New York lawmakers crack down on crypto fraud with new bill
New York lawmakers are taking action to combat crypto fraud through a new bill that targets deceptive practices in the industry. Assembly Bill AO6515, introduced by Representative Clyde Vanel on March 5, aims to address various fraudulent activities in the crypto sector, such as rug pulls, private key fraud, and undisclosed financial interests in virtual tokens.
Background
Representative Clyde Vanel, who chairs the Banking Committee and the Subcommittee on Internet and New Technology, has emphasized the need for increased oversight as fraudulent activities continue to rise in the crypto space. Recent data shows a decline in crypto phishing scams by 48% over the past year.
Key provisions of the bill
- Rug pulls: The bill focuses on rug pulls, where developers artificially inflate the value of digital assets before selling them, resulting in losses for investors.

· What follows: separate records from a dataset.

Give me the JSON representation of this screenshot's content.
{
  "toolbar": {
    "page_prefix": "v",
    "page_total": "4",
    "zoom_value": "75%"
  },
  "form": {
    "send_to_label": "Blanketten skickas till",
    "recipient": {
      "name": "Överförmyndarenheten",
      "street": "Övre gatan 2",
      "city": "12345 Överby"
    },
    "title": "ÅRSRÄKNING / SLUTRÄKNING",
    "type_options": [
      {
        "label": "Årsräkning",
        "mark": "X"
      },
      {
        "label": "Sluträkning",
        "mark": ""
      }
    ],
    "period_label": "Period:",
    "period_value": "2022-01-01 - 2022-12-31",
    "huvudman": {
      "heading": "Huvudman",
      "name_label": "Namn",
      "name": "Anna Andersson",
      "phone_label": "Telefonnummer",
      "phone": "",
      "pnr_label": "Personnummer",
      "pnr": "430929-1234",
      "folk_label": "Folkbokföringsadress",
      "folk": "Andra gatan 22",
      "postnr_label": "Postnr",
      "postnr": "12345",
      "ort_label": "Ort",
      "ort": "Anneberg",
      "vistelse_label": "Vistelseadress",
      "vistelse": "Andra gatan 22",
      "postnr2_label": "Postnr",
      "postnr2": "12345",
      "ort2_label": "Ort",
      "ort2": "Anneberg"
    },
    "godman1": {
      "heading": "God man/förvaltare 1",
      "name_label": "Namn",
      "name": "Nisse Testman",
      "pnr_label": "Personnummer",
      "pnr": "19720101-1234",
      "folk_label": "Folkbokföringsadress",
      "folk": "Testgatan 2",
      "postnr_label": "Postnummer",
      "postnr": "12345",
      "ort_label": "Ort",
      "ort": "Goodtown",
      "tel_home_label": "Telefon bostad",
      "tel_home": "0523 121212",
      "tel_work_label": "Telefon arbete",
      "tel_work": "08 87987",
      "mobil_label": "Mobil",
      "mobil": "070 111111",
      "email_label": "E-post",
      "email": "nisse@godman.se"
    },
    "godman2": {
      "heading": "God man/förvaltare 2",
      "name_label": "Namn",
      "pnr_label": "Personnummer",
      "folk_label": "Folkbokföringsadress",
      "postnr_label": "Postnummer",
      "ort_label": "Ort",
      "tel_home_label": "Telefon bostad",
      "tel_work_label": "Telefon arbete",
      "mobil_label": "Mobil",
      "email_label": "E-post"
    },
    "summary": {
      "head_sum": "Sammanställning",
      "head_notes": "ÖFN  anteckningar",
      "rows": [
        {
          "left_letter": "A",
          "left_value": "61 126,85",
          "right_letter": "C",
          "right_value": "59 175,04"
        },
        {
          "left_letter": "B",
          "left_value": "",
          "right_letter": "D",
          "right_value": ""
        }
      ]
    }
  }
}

Authorities would have the power to prosecute individuals involved in such schemes.
- Private key fraud: The bill classifies private key fraud as a serious offense, similar to debit card PIN theft. This would lead to stricter penalties for unauthorized access to private keys, providing better protection for crypto users.
- Disclosure requirements: The bill introduces strict disclosure requirements for industry participants who hold stakes in virtual tokens they promote. Developers would be required to disclose wallet ownership details to help investors identify potential conflicts of interest and manipulation.
Consequences for violators
The bill outlines severe penalties for individuals and organizations found violating the regulations. Civil fines of up to $5 million for individuals and $25 million for organizations are proposed, along with prison sentences of up to 20 years for serious offenses.